ASKERİ DÖVE DÖVE ÖLDÜRDÜLER

15 sayfalık gerekçeli kararda, Kara Kuvvetleri Komutanlığı’na bağlı Kıbrıs Türk Barış Kuvvetleri Komutanlığı Askeri Savcılığının sanık Recep Tekin hakkında hazırlanan görevsizlikle mahkemeye gönderdiği iddianamede yer alan suçlamalara yer verildi. İddianamede Tekin’in, mağdur İsa Büyükesen’in kepini düzelttiği için avucunun içi ile kafasına vurduğu, imzasını taşırdığı için aynı gün yine avuç içi ile mağdurun kafasına vurduğu, mağdur Kazım Kızgı’yı tekme ve tokatla döverek yaraladığı, yine spor yapmadığı gerekçesi ile kafasına ve göğsüne vurduğu belirtildi. Sanığın, 4 gün boyunca mağdur Yusuf Kural’a yatağı bozuk olduğu ve sakal tıraşı olmadığı gerekçesiyle tokat atarak yaraladığı, mağdur Enes Çelik’in kafasına iki defa sebepsiz yere vurduğu kaydedildi. Sanığın, Uğur Kantar’a yönelik farklı zamanlarda sabah sporunda hareketleri tam yapmadığı gerekçesi ile avuç içi ile alnına ve ensesine vurduğu, sabit durma cezası adı altında esas duruşta beklettiği ve kımıldadığı gerekçesi ile mağdura tekme ve tokat vurmak ile suçlandığı belirtildi.

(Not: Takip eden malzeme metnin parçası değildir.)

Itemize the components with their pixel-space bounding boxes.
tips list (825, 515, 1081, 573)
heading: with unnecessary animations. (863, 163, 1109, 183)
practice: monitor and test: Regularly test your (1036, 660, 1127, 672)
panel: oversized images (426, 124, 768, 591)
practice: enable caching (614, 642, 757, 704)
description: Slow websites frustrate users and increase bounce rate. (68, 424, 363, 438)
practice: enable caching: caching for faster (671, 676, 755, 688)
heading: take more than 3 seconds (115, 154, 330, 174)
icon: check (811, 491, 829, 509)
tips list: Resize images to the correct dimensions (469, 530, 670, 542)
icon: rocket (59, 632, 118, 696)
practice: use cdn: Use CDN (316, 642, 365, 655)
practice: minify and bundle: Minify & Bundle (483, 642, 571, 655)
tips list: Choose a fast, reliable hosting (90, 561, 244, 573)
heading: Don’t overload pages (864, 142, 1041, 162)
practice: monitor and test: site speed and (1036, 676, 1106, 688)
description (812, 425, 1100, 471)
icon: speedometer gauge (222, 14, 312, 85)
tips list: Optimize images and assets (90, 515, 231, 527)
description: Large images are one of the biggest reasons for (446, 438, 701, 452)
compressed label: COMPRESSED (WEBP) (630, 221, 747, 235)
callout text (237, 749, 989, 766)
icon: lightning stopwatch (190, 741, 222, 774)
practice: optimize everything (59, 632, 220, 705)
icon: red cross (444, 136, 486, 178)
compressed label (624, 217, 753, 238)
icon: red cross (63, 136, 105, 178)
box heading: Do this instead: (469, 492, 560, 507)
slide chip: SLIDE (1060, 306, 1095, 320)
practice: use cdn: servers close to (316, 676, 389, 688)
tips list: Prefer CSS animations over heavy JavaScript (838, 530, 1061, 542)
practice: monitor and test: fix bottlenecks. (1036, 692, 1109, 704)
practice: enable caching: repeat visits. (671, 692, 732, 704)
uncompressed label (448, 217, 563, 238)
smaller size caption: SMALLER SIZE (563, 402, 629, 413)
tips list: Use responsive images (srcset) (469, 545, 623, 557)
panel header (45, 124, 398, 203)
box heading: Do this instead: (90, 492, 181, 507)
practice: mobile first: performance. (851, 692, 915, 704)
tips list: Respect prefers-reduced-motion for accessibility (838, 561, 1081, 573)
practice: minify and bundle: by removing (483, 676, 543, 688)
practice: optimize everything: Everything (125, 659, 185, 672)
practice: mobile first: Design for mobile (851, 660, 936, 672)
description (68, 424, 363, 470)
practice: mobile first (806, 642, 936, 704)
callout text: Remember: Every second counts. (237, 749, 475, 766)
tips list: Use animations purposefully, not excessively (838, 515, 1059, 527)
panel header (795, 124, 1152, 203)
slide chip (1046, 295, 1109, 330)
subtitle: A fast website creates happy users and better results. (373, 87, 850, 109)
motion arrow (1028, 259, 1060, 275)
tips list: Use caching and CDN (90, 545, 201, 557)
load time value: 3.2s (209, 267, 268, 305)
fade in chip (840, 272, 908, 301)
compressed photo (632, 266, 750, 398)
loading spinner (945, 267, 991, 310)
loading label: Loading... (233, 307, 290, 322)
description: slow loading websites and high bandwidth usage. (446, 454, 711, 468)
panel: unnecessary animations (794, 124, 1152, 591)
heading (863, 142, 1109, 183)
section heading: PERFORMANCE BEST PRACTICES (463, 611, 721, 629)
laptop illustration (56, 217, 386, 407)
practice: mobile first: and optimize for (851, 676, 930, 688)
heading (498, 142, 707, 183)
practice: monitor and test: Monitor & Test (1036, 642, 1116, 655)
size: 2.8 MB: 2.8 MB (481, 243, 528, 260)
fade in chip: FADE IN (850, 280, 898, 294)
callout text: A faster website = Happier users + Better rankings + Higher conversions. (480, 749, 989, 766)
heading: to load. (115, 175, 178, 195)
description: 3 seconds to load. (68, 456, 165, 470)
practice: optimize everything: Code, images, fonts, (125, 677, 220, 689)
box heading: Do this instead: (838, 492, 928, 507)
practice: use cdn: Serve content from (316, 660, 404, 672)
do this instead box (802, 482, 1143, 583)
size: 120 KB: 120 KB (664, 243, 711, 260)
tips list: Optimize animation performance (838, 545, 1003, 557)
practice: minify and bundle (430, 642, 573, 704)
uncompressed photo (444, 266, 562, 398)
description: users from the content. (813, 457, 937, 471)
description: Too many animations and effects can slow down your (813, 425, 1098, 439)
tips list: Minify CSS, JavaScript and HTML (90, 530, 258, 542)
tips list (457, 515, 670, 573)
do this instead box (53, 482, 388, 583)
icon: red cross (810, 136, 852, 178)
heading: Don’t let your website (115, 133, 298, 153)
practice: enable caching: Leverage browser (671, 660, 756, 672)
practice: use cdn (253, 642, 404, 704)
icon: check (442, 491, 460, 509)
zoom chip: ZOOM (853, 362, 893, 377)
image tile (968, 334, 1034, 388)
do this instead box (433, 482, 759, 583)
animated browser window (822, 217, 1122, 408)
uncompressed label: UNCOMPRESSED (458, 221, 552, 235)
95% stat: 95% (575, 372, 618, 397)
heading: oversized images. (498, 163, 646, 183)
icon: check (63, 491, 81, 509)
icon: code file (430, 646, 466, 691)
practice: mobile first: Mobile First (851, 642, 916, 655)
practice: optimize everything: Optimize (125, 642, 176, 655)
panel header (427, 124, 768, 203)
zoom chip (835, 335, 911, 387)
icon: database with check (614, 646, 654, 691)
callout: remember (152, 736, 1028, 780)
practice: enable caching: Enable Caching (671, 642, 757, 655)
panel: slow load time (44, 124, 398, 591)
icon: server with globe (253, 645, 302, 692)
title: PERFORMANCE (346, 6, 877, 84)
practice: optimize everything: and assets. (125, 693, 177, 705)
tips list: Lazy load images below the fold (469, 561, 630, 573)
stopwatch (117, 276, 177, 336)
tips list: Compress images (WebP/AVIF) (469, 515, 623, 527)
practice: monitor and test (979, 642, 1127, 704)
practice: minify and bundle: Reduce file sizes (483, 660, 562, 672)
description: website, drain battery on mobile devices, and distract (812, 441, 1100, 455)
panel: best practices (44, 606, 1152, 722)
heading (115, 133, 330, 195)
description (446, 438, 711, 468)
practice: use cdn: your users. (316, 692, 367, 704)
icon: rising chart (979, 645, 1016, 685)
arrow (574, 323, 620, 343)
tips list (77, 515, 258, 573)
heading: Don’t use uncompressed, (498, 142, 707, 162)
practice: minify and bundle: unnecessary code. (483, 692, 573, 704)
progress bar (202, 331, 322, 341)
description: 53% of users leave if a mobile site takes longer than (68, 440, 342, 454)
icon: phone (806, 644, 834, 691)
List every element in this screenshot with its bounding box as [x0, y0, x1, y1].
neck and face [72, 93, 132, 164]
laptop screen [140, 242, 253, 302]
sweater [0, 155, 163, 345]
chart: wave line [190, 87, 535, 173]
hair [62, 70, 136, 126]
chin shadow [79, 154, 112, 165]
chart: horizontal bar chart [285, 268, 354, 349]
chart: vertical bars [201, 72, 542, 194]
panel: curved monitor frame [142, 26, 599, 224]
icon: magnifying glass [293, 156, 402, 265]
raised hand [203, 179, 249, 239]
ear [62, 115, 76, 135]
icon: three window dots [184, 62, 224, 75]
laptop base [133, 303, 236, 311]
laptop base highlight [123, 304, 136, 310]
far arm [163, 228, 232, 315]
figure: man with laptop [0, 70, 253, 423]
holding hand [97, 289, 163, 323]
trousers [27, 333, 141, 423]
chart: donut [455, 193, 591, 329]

EN AĞIR İŞKENCE KOŞULLARI DİSKO'DA

Kararın devamında o dönemde Kantar ile birlikte askeri cezaevinde işkence gören askerlerin mahkemede verdiği ifadelere yer verildi. Askeri cezaevinde (Disko) işkenceye maruz kalan İsa Büyükesen’in müşteki olarak alınan ifadesinde özetle, "Ben Kıbrıs Türk Barış Kuvvetleri Komutanlığında askerlik görevini yaptım. Nöbet sırasında itaatsizlik nedeniyle disiplin cezası aldım. Bu disiplin cezası 7 günlük hapis cezasıydı. Ben ismi okunan sanıklardan şikâyetçi değilim. Çünkü bu şahıslar askerdirler. Tümen komutanı ve Disiplin Subayının ayrıca Cezaevi müdürünün verdiği emri yerine getirmişlerdir. Recep Tekin'in bana karşı bir defa hafif şiddetli vurması oldu. Onun dışında herhangi bir davranışına şahit olmadım. Ancak Disko denilen bu cezaevinde her anımız cezalı idi. Otururken kıpırdamamız yasaktı. Hatta yatakta bile sırt üstü esas duruşta hiç kıpırdamadan yatmamız isteniyordu. Bir ses olduğunda yatakhanelere girip, örtünün bozulup, bozulmamasına göre hareket ediyorlardı" şeklindeki ifadesine yer verildi.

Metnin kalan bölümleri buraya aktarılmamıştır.